Open Source is one person
The Register niedawno opublikował artykuł zatytułowany Putin on the code: DoD reportedly relies on utility written by Russian dev. Powinni się wstydzić tego tekstu. Ten biedny deweloper open source teraz obrywa, tylko po to, żeby ktoś mógł nabić sobie parę punktów w internecie. To naprawdę przykre.

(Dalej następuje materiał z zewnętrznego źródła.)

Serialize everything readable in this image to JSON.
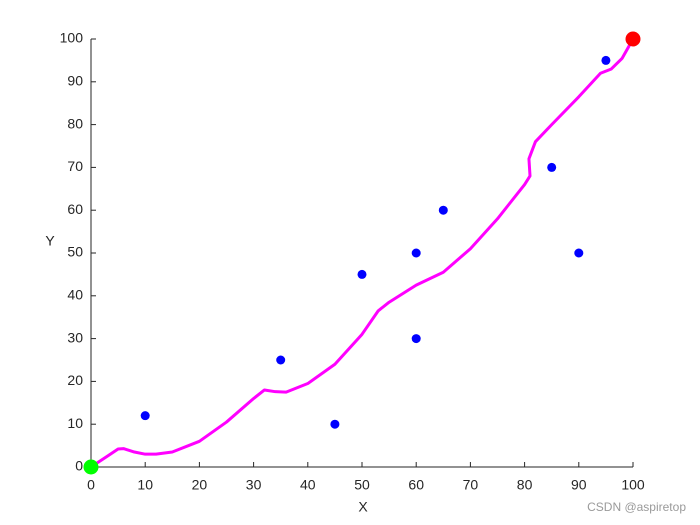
{
  "chart_data": {
    "type": "scatter",
    "xlabel": "X",
    "ylabel": "Y",
    "xlim": [
      0,
      100
    ],
    "ylim": [
      0,
      100
    ],
    "xticks": [
      0,
      10,
      20,
      30,
      40,
      50,
      60,
      70,
      80,
      90,
      100
    ],
    "yticks": [
      0,
      10,
      20,
      30,
      40,
      50,
      60,
      70,
      80,
      90,
      100
    ],
    "series": [
      {
        "mode": "line",
        "color": "#ff00ff",
        "x": [
          0,
          3,
          5,
          6,
          8,
          10,
          12,
          15,
          20,
          25,
          30,
          32,
          34,
          36,
          40,
          45,
          50,
          53,
          55,
          60,
          65,
          70,
          75,
          80,
          81,
          80.8,
          82,
          85,
          90,
          94,
          96,
          98,
          100
        ],
        "values": [
          0,
          2.5,
          4.2,
          4.3,
          3.5,
          3,
          3,
          3.5,
          6,
          10.5,
          16,
          18,
          17.6,
          17.5,
          19.5,
          24,
          31,
          36.5,
          38.5,
          42.5,
          45.5,
          51,
          58,
          66,
          68,
          72,
          76,
          80,
          86.5,
          92,
          93,
          95.5,
          100
        ]
      },
      {
        "mode": "markers",
        "color": "#0000ff",
        "size": 4.5,
        "x": [
          10,
          35,
          45,
          50,
          60,
          60,
          65,
          85,
          90,
          95
        ],
        "values": [
          12,
          25,
          10,
          45,
          30,
          50,
          60,
          70,
          50,
          95
        ]
      },
      {
        "mode": "markers",
        "color": "#00ff00",
        "size": 7.5,
        "x": [
          0
        ],
        "values": [
          0
        ]
      },
      {
        "mode": "markers",
        "color": "#ff0000",
        "size": 7.5,
        "x": [
          100
        ],
        "values": [
          100
        ]
      }
    ],
    "watermark": "CSDN @aspiretop"
  }
}
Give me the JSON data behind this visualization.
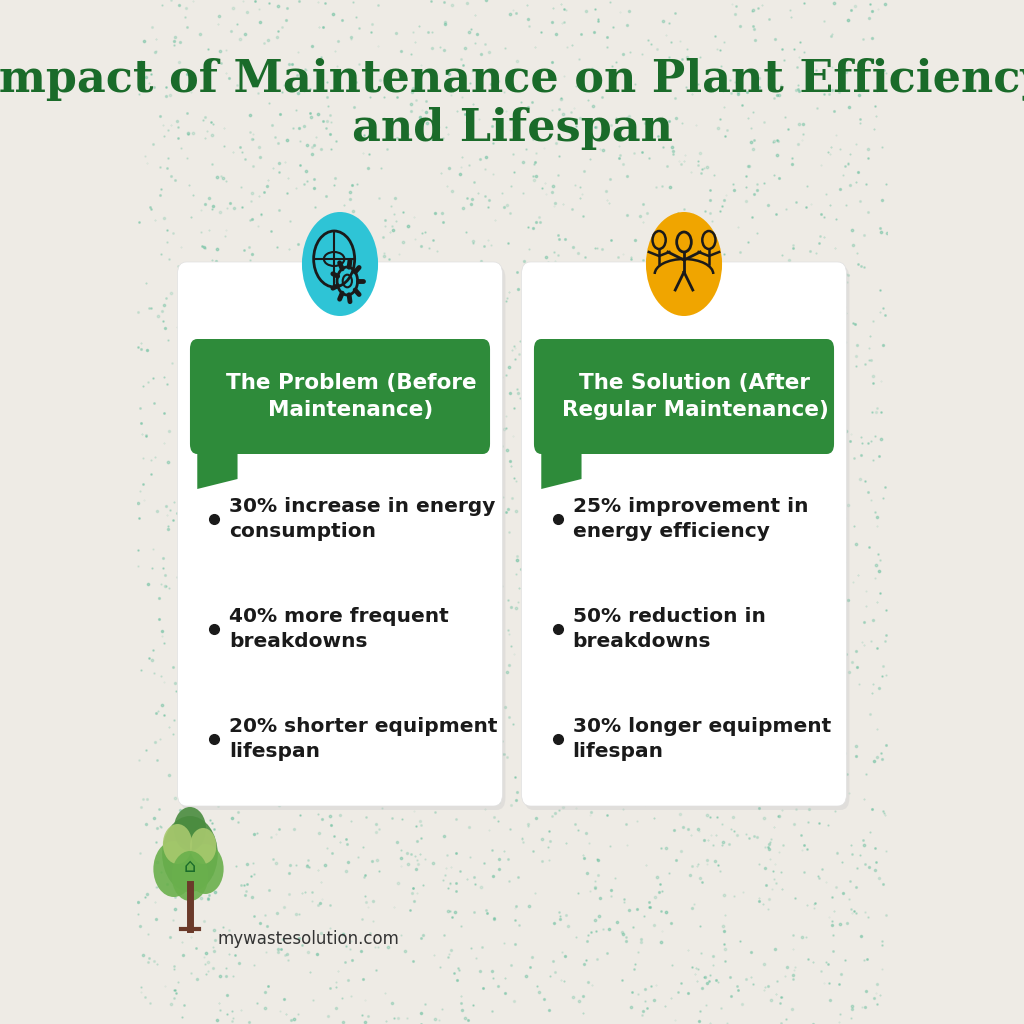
{
  "title_line1": "Impact of Maintenance on Plant Efficiency",
  "title_line2": "and Lifespan",
  "title_color": "#1a6b2a",
  "background_color": "#eeebe5",
  "card_bg": "#ffffff",
  "header_bg": "#2e8b3a",
  "header_text_color": "#ffffff",
  "body_text_color": "#1a1a1a",
  "left_icon_color": "#2ec4d6",
  "right_icon_color": "#f0a500",
  "left_header": "The Problem (Before\nMaintenance)",
  "right_header": "The Solution (After\nRegular Maintenance)",
  "left_bullets": [
    "30% increase in energy\nconsumption",
    "40% more frequent\nbreakdowns",
    "20% shorter equipment\nlifespan"
  ],
  "right_bullets": [
    "25% improvement in\nenergy efficiency",
    "50% reduction in\nbreakdowns",
    "30% longer equipment\nlifespan"
  ],
  "watermark": "mywastesolution.com",
  "dot_color": "#5aba96"
}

Ale spójrzmy na fakty. Jeśli nie jesteś zbyt bystry, to może się wydawać, że wskazanie na projekt open source napisany przez jedną osobę w kraju, którego nie lubisz, jest czymś złym. Może tak być. Ale równie dobrze może być tak, że oprogramowanie, na którym działa CAŁA CHOLERNA PLANETA, jest napisane przez jedną osobę. W jakimś kraju. Tylko nie mamy pojęcia, w jakim. To nie jest ta sama osoba, żeby była jasność, ale to zawsze jest jedna osoba.

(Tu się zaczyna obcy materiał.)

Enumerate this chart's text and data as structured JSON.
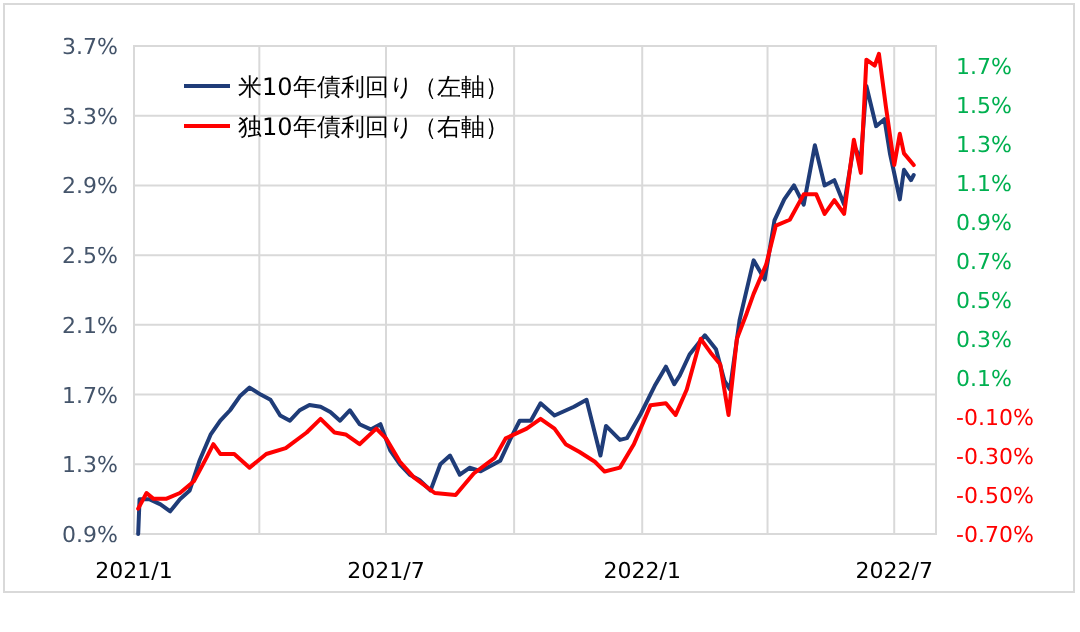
{
  "chart_data": {
    "type": "line",
    "legend": "top left",
    "grid": true,
    "line_style": "solid",
    "marker": "none",
    "xlim": [
      "2021-01-01",
      "2022-07-31"
    ],
    "xticks": [
      {
        "value": "2021-01",
        "label": "2021/1"
      },
      {
        "value": "2021-04",
        "label": null
      },
      {
        "value": "2021-07",
        "label": "2021/7"
      },
      {
        "value": "2021-10",
        "label": null
      },
      {
        "value": "2022-01",
        "label": "2022/1"
      },
      {
        "value": "2022-04",
        "label": null
      },
      {
        "value": "2022-07",
        "label": "2022/7"
      }
    ],
    "ylim": [
      0.9,
      3.7
    ],
    "yticks": [
      {
        "value": 0.9,
        "label": "0.9%"
      },
      {
        "value": 1.3,
        "label": "1.3%"
      },
      {
        "value": 1.7,
        "label": "1.7%"
      },
      {
        "value": 2.1,
        "label": "2.1%"
      },
      {
        "value": 2.5,
        "label": "2.5%"
      },
      {
        "value": 2.9,
        "label": "2.9%"
      },
      {
        "value": 3.3,
        "label": "3.3%"
      },
      {
        "value": 3.7,
        "label": "3.7%"
      }
    ],
    "y2lim": [
      -0.7,
      1.8
    ],
    "y2ticks": [
      {
        "value": -0.7,
        "label": "-0.70%"
      },
      {
        "value": -0.5,
        "label": "-0.50%"
      },
      {
        "value": -0.3,
        "label": "-0.30%"
      },
      {
        "value": -0.1,
        "label": "-0.10%"
      },
      {
        "value": 0.1,
        "label": "0.1%"
      },
      {
        "value": 0.3,
        "label": "0.3%"
      },
      {
        "value": 0.5,
        "label": "0.5%"
      },
      {
        "value": 0.7,
        "label": "0.7%"
      },
      {
        "value": 0.9,
        "label": "0.9%"
      },
      {
        "value": 1.1,
        "label": "1.1%"
      },
      {
        "value": 1.3,
        "label": "1.3%"
      },
      {
        "value": 1.5,
        "label": "1.5%"
      },
      {
        "value": 1.7,
        "label": "1.7%"
      }
    ],
    "series": [
      {
        "name": "米10年債利回り（左軸）",
        "color": "#1f3c78",
        "axis": "y",
        "x": [
          "2021-01-04",
          "2021-01-05",
          "2021-01-12",
          "2021-01-20",
          "2021-01-27",
          "2021-02-03",
          "2021-02-10",
          "2021-02-17",
          "2021-02-25",
          "2021-03-04",
          "2021-03-11",
          "2021-03-18",
          "2021-03-25",
          "2021-04-02",
          "2021-04-09",
          "2021-04-16",
          "2021-04-23",
          "2021-04-30",
          "2021-05-07",
          "2021-05-15",
          "2021-05-22",
          "2021-05-29",
          "2021-06-05",
          "2021-06-12",
          "2021-06-20",
          "2021-06-27",
          "2021-07-04",
          "2021-07-11",
          "2021-07-18",
          "2021-07-25",
          "2021-08-02",
          "2021-08-09",
          "2021-08-16",
          "2021-08-23",
          "2021-08-30",
          "2021-09-07",
          "2021-09-14",
          "2021-09-21",
          "2021-09-28",
          "2021-10-05",
          "2021-10-13",
          "2021-10-20",
          "2021-10-30",
          "2021-11-13",
          "2021-11-22",
          "2021-12-02",
          "2021-12-06",
          "2021-12-16",
          "2021-12-21",
          "2021-12-31",
          "2022-01-10",
          "2022-01-18",
          "2022-01-24",
          "2022-01-28",
          "2022-02-04",
          "2022-02-15",
          "2022-02-23",
          "2022-03-01",
          "2022-03-05",
          "2022-03-12",
          "2022-03-22",
          "2022-03-30",
          "2022-04-06",
          "2022-04-13",
          "2022-04-20",
          "2022-04-27",
          "2022-05-05",
          "2022-05-12",
          "2022-05-19",
          "2022-05-26",
          "2022-06-02",
          "2022-06-07",
          "2022-06-11",
          "2022-06-18",
          "2022-06-24",
          "2022-06-28",
          "2022-07-01",
          "2022-07-05",
          "2022-07-08",
          "2022-07-13",
          "2022-07-15"
        ],
        "values": [
          0.9,
          1.1,
          1.1,
          1.07,
          1.03,
          1.1,
          1.15,
          1.32,
          1.47,
          1.55,
          1.61,
          1.69,
          1.74,
          1.7,
          1.67,
          1.58,
          1.55,
          1.61,
          1.64,
          1.63,
          1.6,
          1.55,
          1.61,
          1.53,
          1.5,
          1.53,
          1.38,
          1.3,
          1.24,
          1.21,
          1.15,
          1.3,
          1.35,
          1.24,
          1.28,
          1.26,
          1.29,
          1.32,
          1.44,
          1.55,
          1.55,
          1.65,
          1.58,
          1.63,
          1.67,
          1.35,
          1.52,
          1.44,
          1.45,
          1.59,
          1.75,
          1.86,
          1.76,
          1.81,
          1.93,
          2.04,
          1.96,
          1.78,
          1.73,
          2.13,
          2.47,
          2.36,
          2.7,
          2.82,
          2.9,
          2.79,
          3.13,
          2.9,
          2.93,
          2.79,
          3.13,
          3.05,
          3.47,
          3.24,
          3.28,
          3.08,
          2.97,
          2.82,
          2.99,
          2.93,
          2.96
        ]
      },
      {
        "name": "独10年債利回り（右軸）",
        "color": "#ff0000",
        "axis": "y2",
        "x": [
          "2021-01-04",
          "2021-01-10",
          "2021-01-15",
          "2021-01-24",
          "2021-02-03",
          "2021-02-13",
          "2021-02-22",
          "2021-02-27",
          "2021-03-04",
          "2021-03-14",
          "2021-03-25",
          "2021-04-06",
          "2021-04-20",
          "2021-05-05",
          "2021-05-15",
          "2021-05-25",
          "2021-06-02",
          "2021-06-12",
          "2021-06-24",
          "2021-07-01",
          "2021-07-11",
          "2021-07-21",
          "2021-08-05",
          "2021-08-20",
          "2021-09-02",
          "2021-09-17",
          "2021-09-25",
          "2021-10-10",
          "2021-10-20",
          "2021-10-30",
          "2021-11-07",
          "2021-11-17",
          "2021-11-28",
          "2021-12-05",
          "2021-12-16",
          "2021-12-26",
          "2022-01-07",
          "2022-01-18",
          "2022-01-25",
          "2022-02-02",
          "2022-02-12",
          "2022-02-19",
          "2022-02-26",
          "2022-03-04",
          "2022-03-10",
          "2022-03-17",
          "2022-03-22",
          "2022-03-31",
          "2022-04-07",
          "2022-04-17",
          "2022-04-27",
          "2022-05-06",
          "2022-05-12",
          "2022-05-19",
          "2022-05-26",
          "2022-06-02",
          "2022-06-07",
          "2022-06-11",
          "2022-06-17",
          "2022-06-20",
          "2022-06-25",
          "2022-07-01",
          "2022-07-05",
          "2022-07-08",
          "2022-07-15"
        ],
        "values": [
          -0.57,
          -0.49,
          -0.52,
          -0.52,
          -0.49,
          -0.43,
          -0.31,
          -0.24,
          -0.29,
          -0.29,
          -0.36,
          -0.29,
          -0.26,
          -0.18,
          -0.11,
          -0.18,
          -0.19,
          -0.24,
          -0.16,
          -0.21,
          -0.33,
          -0.41,
          -0.49,
          -0.5,
          -0.39,
          -0.31,
          -0.21,
          -0.16,
          -0.11,
          -0.16,
          -0.24,
          -0.28,
          -0.33,
          -0.38,
          -0.36,
          -0.24,
          -0.04,
          -0.03,
          -0.09,
          0.04,
          0.3,
          0.23,
          0.17,
          -0.09,
          0.3,
          0.43,
          0.53,
          0.68,
          0.88,
          0.91,
          1.04,
          1.04,
          0.94,
          1.01,
          0.94,
          1.32,
          1.15,
          1.73,
          1.7,
          1.76,
          1.49,
          1.19,
          1.35,
          1.25,
          1.19
        ]
      }
    ]
  }
}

I tu jest sedno sprawy. Prawie cały open source to dosłownie jedna osoba. To znaczy: jeśli spojrzysz na wszystkie projekty open source na świecie — a jest ich mnóstwo — zobaczysz powtarzający się wzorzec: zawsze jedna osoba, bez względu na to, jak podzielimy czy przeanalizujemy dane.